Steve Brecher sent to me the following e-mail in response to this recent post on unpaid internships:

Your letter to Atlantic on the subject hereof seems off base to me: interns are working for their organization, providing services; while college students are primarily consumers of services provided by their schools.

With respect, I disagree that my letter to the Atlantic is off base.  Here’s why I disagree.

All voluntary exchanges are mutually beneficial.  (This claim is always true ex ante – that is, prospectively – if not always true ex post.  People do sometimes err, even by their own lights.  But because opponents of unpaid internships do not allege that unpaid interns consistently make mistakes in accepting such internships, error is not the issue in this discussion.)  Therefore, people who accept unpaid internship gain relative to whatever would be the payoff (however measured) of their next-best alternatives.  These people are made better off.  So, too, of course, are the organizations and firms that employ unpaid interns.

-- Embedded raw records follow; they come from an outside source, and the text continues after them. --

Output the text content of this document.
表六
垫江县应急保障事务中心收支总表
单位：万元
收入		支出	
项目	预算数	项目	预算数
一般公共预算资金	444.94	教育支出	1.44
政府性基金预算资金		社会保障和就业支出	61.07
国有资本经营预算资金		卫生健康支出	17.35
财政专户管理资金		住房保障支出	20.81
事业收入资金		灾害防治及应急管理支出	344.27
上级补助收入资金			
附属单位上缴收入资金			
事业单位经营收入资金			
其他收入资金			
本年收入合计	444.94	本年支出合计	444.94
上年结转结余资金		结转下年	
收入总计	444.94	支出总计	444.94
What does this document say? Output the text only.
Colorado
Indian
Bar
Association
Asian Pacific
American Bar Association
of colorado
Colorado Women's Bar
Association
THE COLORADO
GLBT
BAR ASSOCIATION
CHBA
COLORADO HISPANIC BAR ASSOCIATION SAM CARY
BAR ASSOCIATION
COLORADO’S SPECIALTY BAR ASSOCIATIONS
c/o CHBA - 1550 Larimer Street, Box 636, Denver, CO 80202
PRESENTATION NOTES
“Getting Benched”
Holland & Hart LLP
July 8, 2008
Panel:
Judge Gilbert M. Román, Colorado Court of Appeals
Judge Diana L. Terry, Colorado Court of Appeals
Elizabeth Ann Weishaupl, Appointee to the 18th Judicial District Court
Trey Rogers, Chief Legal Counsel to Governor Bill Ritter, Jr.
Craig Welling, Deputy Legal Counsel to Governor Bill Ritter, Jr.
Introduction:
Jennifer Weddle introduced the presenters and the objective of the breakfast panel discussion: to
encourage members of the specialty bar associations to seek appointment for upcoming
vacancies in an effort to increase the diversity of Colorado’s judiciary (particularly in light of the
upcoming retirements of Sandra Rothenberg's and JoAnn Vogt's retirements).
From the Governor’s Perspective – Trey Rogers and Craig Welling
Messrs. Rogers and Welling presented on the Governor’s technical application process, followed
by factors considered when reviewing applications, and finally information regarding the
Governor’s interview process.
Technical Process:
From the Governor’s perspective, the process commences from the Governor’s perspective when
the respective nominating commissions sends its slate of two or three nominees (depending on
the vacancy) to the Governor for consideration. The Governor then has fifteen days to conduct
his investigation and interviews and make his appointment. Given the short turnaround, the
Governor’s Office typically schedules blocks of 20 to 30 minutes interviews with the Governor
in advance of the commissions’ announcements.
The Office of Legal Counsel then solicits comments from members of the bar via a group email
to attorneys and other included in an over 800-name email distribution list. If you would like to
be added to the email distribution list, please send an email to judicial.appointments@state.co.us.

The fact that there are a class of exchanges that work well as barter exchanges does nothing to undermine the proposition that those exchanges are mutually beneficial.  Money is a medium of exchange; it is itself not wealth.

Unpaid internships are barter relationships.  The interns are not really unpaid; rather, they are paid in kind.  They are paid with experience, personal connections, perhaps enjoyment.  The totality of this pay sufficiently compensates these interns for whatever trouble and costs they incur in order to work as unpaid interns.  No cash payments need be added to these compensation packages in order for organizations that use unpaid interns to attract more such interns.

Obviously, too, the organizations that use such interns also gain – perhaps only narrowly (say, in the form of more output to sell today to paying customers) or broadly (say, in the form of increased goodwill from young men and women, their families, and other people who applaud firms and organizations for supplying these valuable opportunities to young people).

What’s relevant is the voluntary nature of the agreements between organizations that use unpaid interns and the unpaid interns that these organizations use.  What’s irrelevant is the currency in which the parties to the agreements are paid.  The fact that money is typically (in our highly specialized economy) the form of payment for specific goods and services received in no way implies that money is the only form of payment that is real or acceptable.

To complain about unpaid internships is to complain about the fact that barter happens to work for such voluntary exchanges.  But unpaid internships – no less than the supplying of educational services by colleges in exchange for monetary tuition payment from students – are mutually beneficial arrangements.